Did I mean to make a mistake? Of course not! Did I do it on purpose? No! I was just human! The issue in football is that this type of language and criticism is part of the culture, and by my prediction, will continue to be.

That means as goalkeepers, we need to be really good at processing and reframing criticism so that it doesn’t affect our performance.

One thing that I began to learn towards the end of my scholar was that: “its not personal, its professional”. When you think of things in a professional sense, someone is only coming after you for what you do on the pitch – that doesn’t mean they think you’re a bad person…

However, when you’re in the heat of battle, that criticism is the last think you need, because one of the largest sources of confidence as part of your mindset is your self-talk (the words you tell yourself, and others tell you) and verbal persuasion!

It’s like if I tell you not to think of a purple elephant…the first you think of is…a purple elephant.

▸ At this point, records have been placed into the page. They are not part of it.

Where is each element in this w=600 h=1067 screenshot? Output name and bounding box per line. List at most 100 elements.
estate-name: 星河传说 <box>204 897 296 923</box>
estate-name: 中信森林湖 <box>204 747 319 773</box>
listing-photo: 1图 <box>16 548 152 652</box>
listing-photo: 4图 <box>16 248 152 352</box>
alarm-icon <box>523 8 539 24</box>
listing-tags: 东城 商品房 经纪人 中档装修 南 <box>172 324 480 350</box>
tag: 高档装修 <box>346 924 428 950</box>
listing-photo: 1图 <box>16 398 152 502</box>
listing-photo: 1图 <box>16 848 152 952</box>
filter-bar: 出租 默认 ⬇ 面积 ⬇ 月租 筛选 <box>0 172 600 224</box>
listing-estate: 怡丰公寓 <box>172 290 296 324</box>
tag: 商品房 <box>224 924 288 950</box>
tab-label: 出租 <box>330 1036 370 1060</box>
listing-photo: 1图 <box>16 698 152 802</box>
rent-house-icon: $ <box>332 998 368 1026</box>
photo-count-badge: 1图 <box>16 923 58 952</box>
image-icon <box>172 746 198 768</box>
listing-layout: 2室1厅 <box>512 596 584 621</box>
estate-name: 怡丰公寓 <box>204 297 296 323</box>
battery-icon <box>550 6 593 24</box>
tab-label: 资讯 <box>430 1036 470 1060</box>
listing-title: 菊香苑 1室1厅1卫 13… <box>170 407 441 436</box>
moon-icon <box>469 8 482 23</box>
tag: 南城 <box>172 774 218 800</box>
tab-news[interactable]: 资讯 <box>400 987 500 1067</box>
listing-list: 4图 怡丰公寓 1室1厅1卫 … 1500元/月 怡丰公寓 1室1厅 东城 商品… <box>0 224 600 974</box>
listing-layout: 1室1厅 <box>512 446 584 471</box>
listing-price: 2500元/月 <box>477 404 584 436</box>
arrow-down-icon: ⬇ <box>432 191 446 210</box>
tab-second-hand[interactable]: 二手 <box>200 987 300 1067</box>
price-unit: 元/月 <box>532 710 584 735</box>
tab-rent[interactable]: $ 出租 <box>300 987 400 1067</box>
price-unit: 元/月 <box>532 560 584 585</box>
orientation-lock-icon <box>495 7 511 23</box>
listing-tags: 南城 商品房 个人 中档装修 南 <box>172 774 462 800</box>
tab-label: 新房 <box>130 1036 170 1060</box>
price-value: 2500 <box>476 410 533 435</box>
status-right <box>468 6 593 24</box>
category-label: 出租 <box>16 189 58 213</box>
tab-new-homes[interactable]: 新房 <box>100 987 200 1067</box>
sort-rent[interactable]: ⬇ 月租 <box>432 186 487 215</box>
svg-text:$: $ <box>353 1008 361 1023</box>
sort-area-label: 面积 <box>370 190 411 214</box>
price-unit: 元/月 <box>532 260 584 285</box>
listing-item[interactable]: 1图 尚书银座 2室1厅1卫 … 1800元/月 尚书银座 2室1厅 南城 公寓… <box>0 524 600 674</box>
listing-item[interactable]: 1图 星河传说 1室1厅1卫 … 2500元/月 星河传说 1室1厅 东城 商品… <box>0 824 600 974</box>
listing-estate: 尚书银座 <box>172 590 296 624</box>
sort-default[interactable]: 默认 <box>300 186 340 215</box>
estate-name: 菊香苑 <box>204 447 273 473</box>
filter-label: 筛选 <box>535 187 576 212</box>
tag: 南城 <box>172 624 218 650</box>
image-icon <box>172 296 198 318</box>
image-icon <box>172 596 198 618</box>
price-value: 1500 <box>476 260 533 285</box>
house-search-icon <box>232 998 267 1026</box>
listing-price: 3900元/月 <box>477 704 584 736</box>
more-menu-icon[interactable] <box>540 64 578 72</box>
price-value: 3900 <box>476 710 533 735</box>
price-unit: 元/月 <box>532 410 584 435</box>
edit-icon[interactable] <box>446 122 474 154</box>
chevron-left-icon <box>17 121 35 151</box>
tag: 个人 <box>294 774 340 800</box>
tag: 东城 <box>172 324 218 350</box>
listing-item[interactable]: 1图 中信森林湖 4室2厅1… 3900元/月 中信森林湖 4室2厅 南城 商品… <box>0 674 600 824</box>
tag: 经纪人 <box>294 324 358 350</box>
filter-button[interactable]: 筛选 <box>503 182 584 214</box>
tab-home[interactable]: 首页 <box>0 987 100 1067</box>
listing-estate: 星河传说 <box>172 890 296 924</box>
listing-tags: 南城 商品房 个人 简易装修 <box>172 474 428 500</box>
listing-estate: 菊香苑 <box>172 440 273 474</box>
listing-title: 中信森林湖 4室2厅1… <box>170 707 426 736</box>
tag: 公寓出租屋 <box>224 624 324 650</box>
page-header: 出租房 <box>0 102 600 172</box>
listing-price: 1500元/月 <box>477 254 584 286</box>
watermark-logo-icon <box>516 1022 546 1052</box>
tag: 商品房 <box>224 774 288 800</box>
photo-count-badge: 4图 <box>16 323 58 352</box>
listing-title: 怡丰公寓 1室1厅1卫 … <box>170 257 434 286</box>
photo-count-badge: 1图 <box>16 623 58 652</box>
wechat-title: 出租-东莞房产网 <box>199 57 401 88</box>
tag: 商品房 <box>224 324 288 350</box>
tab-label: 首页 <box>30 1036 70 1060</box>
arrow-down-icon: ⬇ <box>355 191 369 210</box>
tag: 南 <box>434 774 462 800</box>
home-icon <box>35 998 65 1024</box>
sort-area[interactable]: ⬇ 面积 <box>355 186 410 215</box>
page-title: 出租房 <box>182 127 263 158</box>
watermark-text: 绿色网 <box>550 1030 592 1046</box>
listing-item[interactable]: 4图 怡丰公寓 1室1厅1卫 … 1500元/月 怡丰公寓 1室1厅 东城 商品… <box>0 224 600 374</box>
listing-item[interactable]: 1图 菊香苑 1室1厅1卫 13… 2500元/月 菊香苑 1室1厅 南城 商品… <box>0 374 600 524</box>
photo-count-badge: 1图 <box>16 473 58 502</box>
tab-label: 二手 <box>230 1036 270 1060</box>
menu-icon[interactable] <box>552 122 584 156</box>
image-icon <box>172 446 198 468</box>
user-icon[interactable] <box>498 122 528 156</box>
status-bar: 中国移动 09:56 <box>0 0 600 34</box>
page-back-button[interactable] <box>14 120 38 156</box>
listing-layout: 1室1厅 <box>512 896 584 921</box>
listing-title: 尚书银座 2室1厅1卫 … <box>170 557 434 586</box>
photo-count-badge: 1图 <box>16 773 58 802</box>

When your mind and attention becomes fixated on something, it becomes very hard to switch your focus onto anything else. So if you tell yourself to not think about the criticism being thrown at you, the chances are it becomes very hard to ignore.

Dealing with criticism and caring about what others think can be a challenging concept to overcome, but there are techniques to help you switch the focus…Let me show you how:


Non-negotiables are actions that goalkeepers can return to when they have negative thoughts pass through their mind. The reason why non-negotiables are so effective is because they strengthen the behaviour – thought link; that the behaviours we show impact the way that we think and subsequently feel.

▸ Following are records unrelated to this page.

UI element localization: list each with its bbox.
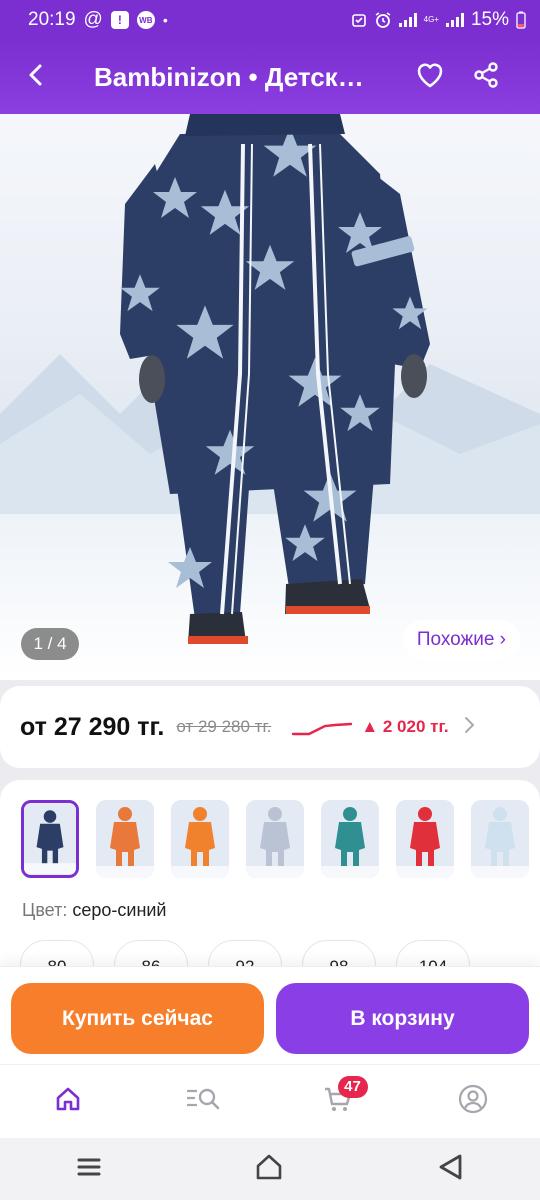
similar-button[interactable]: Похожие ›	[402, 620, 520, 660]
buy-now-button[interactable]: Купить сейчас	[11, 983, 264, 1054]
image-counter: 1 / 4	[21, 628, 79, 660]
kid-figure-icon	[24, 804, 76, 874]
back-button[interactable]	[0, 40, 72, 114]
home-icon	[54, 1085, 82, 1118]
home-outline-icon[interactable]	[254, 1152, 284, 1187]
battery-icon	[516, 11, 526, 29]
status-bar: 20:19 @ ! WB • 4G+ 15%	[0, 0, 540, 40]
back-arrow-icon	[24, 63, 48, 92]
color-key: Цвет:	[22, 900, 68, 920]
cart-badge: 47	[337, 1075, 368, 1098]
chevron-right-icon	[463, 716, 475, 739]
catalog-search-icon	[185, 1085, 221, 1118]
nav-profile[interactable]	[443, 1072, 503, 1132]
share-button[interactable]	[458, 40, 514, 114]
variants-section: Цвет: серо-синий 80869298104	[0, 780, 540, 990]
recycle-icon	[351, 12, 367, 28]
product-gallery[interactable]: 1 / 4 Похожие ›	[0, 114, 540, 680]
price-delta: ▲ 2 020 тг.	[361, 717, 449, 736]
color-thumbnail[interactable]	[471, 800, 529, 878]
product-photo	[0, 114, 540, 680]
back-triangle-icon[interactable]	[436, 1152, 464, 1187]
kid-figure-icon	[396, 800, 454, 878]
bottom-navigation: 47	[0, 1064, 540, 1138]
network-type: 4G+	[423, 15, 439, 24]
nav-home[interactable]	[38, 1072, 98, 1132]
color-thumbnail[interactable]	[171, 800, 229, 878]
color-label: Цвет: серо-синий	[22, 900, 167, 921]
color-thumbnail[interactable]	[396, 800, 454, 878]
nav-cart[interactable]: 47	[308, 1072, 368, 1132]
add-to-cart-button[interactable]: В корзину	[276, 983, 529, 1054]
price-old: от 29 280 тг.	[176, 717, 272, 736]
battery-percent: 15%	[470, 9, 509, 30]
nav-catalog[interactable]	[173, 1072, 233, 1132]
status-time: 20:19	[28, 9, 76, 30]
color-value: серо-синий	[72, 900, 167, 920]
color-thumbnail[interactable]	[21, 800, 79, 878]
at-icon: @	[83, 9, 103, 30]
alert-icon: !	[110, 11, 129, 29]
signal-icon-2	[445, 13, 464, 27]
heart-icon	[415, 61, 445, 94]
system-navigation	[0, 1138, 540, 1200]
kid-figure-icon	[321, 800, 379, 878]
color-thumbnail[interactable]	[246, 800, 304, 878]
recents-icon[interactable]	[76, 1156, 102, 1183]
favorite-button[interactable]	[402, 40, 458, 114]
app-bar: Bambinizon • Детск…	[0, 40, 540, 114]
color-thumbnail[interactable]	[96, 800, 154, 878]
color-thumbnails	[21, 800, 529, 878]
kid-figure-icon	[471, 800, 529, 878]
purchase-bar: Купить сейчас В корзину	[0, 966, 540, 1064]
price-current: от 27 290 тг.	[20, 712, 165, 741]
alarm-icon	[374, 11, 392, 29]
color-thumbnail[interactable]	[321, 800, 379, 878]
signal-icon	[398, 13, 417, 27]
kid-figure-icon	[96, 800, 154, 878]
dot-icon: •	[162, 12, 168, 28]
profile-icon	[458, 1084, 488, 1119]
kid-figure-icon	[246, 800, 304, 878]
kid-figure-icon	[171, 800, 229, 878]
price-trend-chart	[292, 722, 353, 736]
share-icon	[472, 61, 500, 94]
price-card[interactable]: от 27 290 тг. от 29 280 тг. ▲ 2 020 тг.	[0, 686, 540, 768]
wb-icon: WB	[136, 11, 155, 29]
page-title: Bambinizon • Детск…	[94, 61, 364, 92]
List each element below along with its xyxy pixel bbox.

The best way to approach this technique is to reflect on 3 action words that describe you when you are at your best. Immerse yourself in your past – what are 3 controllable action words that someone would describe you as if they came to watch you?

When I played, I’d like to think that anyone would say that I’m confident, loud and aggressive. Confident in the way I look on the pitch, loud in the way I communicate and aggressive with my intensity and start position.

Every time I get criticised or make a mistake, I return to my non-negotiables. It doesn’t matter if someone called me names. It doesn’t matter what the crowd or manager things. I just go back to basics, with my basics being my non-negotiables…Can I be loud for the next 5 minutes and give constant chat and information. Can I be aggressive with my start position and intense with my tone of voice.

Now I’m not saying you should take my advice for no reason – I’ve done this technique with lots of goalkeepers at all different levels and it has worked for the majority of them. If you buy-in to the words and feel the meaning of them, you can become those non-negotiables on the pitch. They help you deal with criticism, and keep you focused on the process that help you be the best version of yourself.


My Final Thoughts

If you’ve come to this page looking for a ‘quick fix’, you’re in the wrong place. There are way too many people that tell you mindset can be fixed or enhanced with a few simple techniques and a bit of reading.


If you wanted to get stronger and more powerful, you would go to the gym. You’d go to the gym with the expectation that it’s going to take time to get stronger and reach your goals.


There are no shortcuts in life, because anything worth pursuing takes time and investment. Emphasise the importance of your mind in performance. Treat your mind the same way you treat your body. Champion factors like confidence as much as you would with handling, shot stopping and start positions.